The movement against their continued circulation and pressure on the government to redeem the orphan coin at its face value increased in 1883, and it was refracted in popular culture. That summer, a new song by F. L. Martyn was published by Richard A. Saalfield. The Trade Dollar Song and Chorus was “respectfully dedicated to the United States Government,” and pithily chronicled the ongoing problem.

Levy Sheet Music Collection John Hopkins University
Levy Sheet Music Collection
John Hopkins University

Click on the cover image for the full music courtesy of the Levy Sheet Music Collection at Johns Hopkins University. The lyrics to the jaunty tune went as follows:

We all feel the need of good money

At when our business shall call,

But now, my dear friends, I must tell you

A subject that’s clear to us all

The poor working man through the country

Will work for his family’s aid,

But when the man’s day’s work is over

With what shall his wages be paid?

Chorus

With eighty-five cents on the dollar

Paid out to him night and by day

What shall we do with this dollar?

Just ask what the Chinamen say.

We know a good friend ’round the corner,

Who knows that in clothing we need

A good suit to wear for the summer

And nothing but wealth shall succeed.

I go to this friend in the morning,

I say to him, in a good way,

‘Will you take these trade dollars for payment?’

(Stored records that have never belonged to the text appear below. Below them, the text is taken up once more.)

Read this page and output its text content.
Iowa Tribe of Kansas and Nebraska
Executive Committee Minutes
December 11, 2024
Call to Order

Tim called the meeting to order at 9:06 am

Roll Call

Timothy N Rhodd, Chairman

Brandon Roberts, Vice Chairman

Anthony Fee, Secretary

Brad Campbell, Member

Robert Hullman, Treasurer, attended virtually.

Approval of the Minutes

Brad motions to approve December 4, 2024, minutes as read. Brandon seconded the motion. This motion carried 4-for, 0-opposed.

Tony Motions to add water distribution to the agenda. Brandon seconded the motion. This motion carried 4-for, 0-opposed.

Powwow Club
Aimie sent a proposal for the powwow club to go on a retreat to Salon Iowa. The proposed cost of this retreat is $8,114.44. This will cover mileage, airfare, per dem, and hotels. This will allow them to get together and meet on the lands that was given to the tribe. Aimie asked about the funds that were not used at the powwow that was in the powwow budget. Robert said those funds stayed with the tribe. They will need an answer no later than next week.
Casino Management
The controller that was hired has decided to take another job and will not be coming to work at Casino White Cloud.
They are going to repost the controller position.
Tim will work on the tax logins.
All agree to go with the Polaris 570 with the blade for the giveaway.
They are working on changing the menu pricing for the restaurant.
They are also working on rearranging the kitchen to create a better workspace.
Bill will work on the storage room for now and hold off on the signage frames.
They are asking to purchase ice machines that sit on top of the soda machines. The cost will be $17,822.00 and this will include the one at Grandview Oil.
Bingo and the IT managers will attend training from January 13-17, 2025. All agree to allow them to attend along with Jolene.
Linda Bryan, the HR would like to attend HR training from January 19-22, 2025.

He answers me, ‘No, sir! good-day.’

Chorus

Americans will never be later

Than others to greet all that’s fair,

But when we are cheated on all hands

It’s time for a change to appear

We honor the flag we shall all see

At home, at abroad, or at sea,

But now it has come to a stand-point,

No more trade dollars for me.

Chorus

Although the government eventually and somewhat controversially followed through with the redemption of the trade dollar in 1887, the song serves as a useful illustration of the domestic troubles that brought about its demise . My presentation, which I will be elaborating upon in a forthcoming article, focused on the largely overlooked, albeit short-lived, success that the US trade dollar had abroad. Its ultimate failure serves as a useful reminder of the efficacy of approaching American history from a broader transnational perspective that registers the dynamic interplay between domestic and international developments.